The Federal Circuit rejected these arguments, finding instead that this was “not a case involving a method of preparation or a new measurement technique.” CareDx, Inc. v. Natera, Inc., 40 F.4th 1371, 1377 (Fed. Cir. 2022). CareDx petitioned for en banc review, but the petition was denied.
CareDx filed a petition for writ of certiorari on May 1, 2023. arguing that the Supreme Court needed to take another Section 101 case and that this case presented a better vehicle for clarifying Section 101 than the two recommended by the Solicitor General. Urging the Supreme Court to bring Section 101 back to its statutory textual roots. it asserted that cases involving diagnostic methods “need” Supreme Court review. CareDx also distinguished Mayo on the basis that the Mayo claims preempted the entire field, whereas CareDx’s patents are directed to improvements upon prior known methods for distinguishing donor against recipient DNA fragments.
Natera and Eurofins filed separate responses. Both emphasized that Mayo controls and that this dispute is a straightforward application of Mayo. They argued that the claims at issue are “indistinguishable from other diagnostic method claims the Supreme Court found ineligible in Mayo.” See Natera Br., CareDx Inc., et al. v Natera, Inc., et al., 2022-1027, 2022-1028 (Feb. 17, 2022) at 17.
The respondents further contended that there is no reason to revisit Mayo, given that this case would be a “poor vehicle for revisiting” the law. The argument, in part, was that the patents at issue do not claim an “improvement” to existing methods and the policy concerns regarding medical diagnostic patents are not implicated. Both respondents also pointed to the fact that the Federal Circuit issued no dissents and en banc review was denied. Natera suggested that “close[r]” Section 101 cases would be better vehicles, for example, the split Circuit decision in Athena Diagnostics, Inc. v. Mayo Collaborative Services, LLC, 927 F.3d 1333 (Fed. Cir. 2019), which had eight separate opinions in connection to en banc denial, and Ariosa Diagnostics, Inc. v. Sequenom, Inc., 809 F.3d 1282 (Fed. Cir. 2015), which spawned three separate opinions.

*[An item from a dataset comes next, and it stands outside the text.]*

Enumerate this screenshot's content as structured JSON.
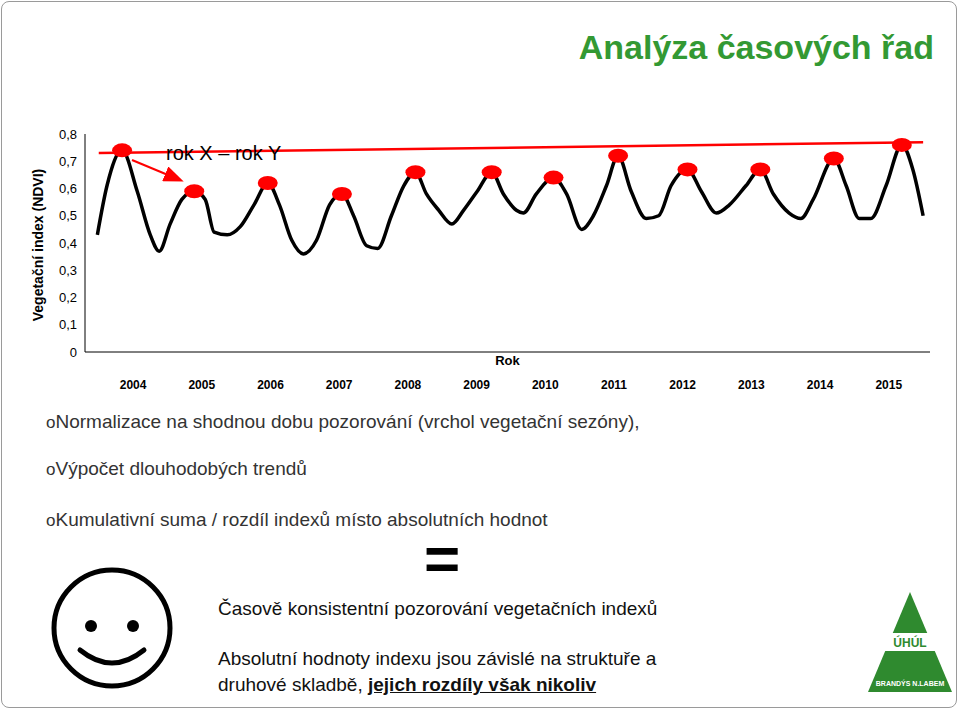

While consistent with its prior decisions, the Federal Circuit found that the method at issue in CareDx was “not a case involving a method of preparation or a new measurement technique.” This seems to suggest, as noted above, that claims drafted as methods of preparing samples or methods of treatment are more likely to constitute a patent-eligible diagnostic method rather than a law of nature.
In sum, for practitioners trying to read the Section 101 tea leaves, the Supreme Court’s denial of certiorari leaves little changed in the state of patent eligibility law for diagnostic methods.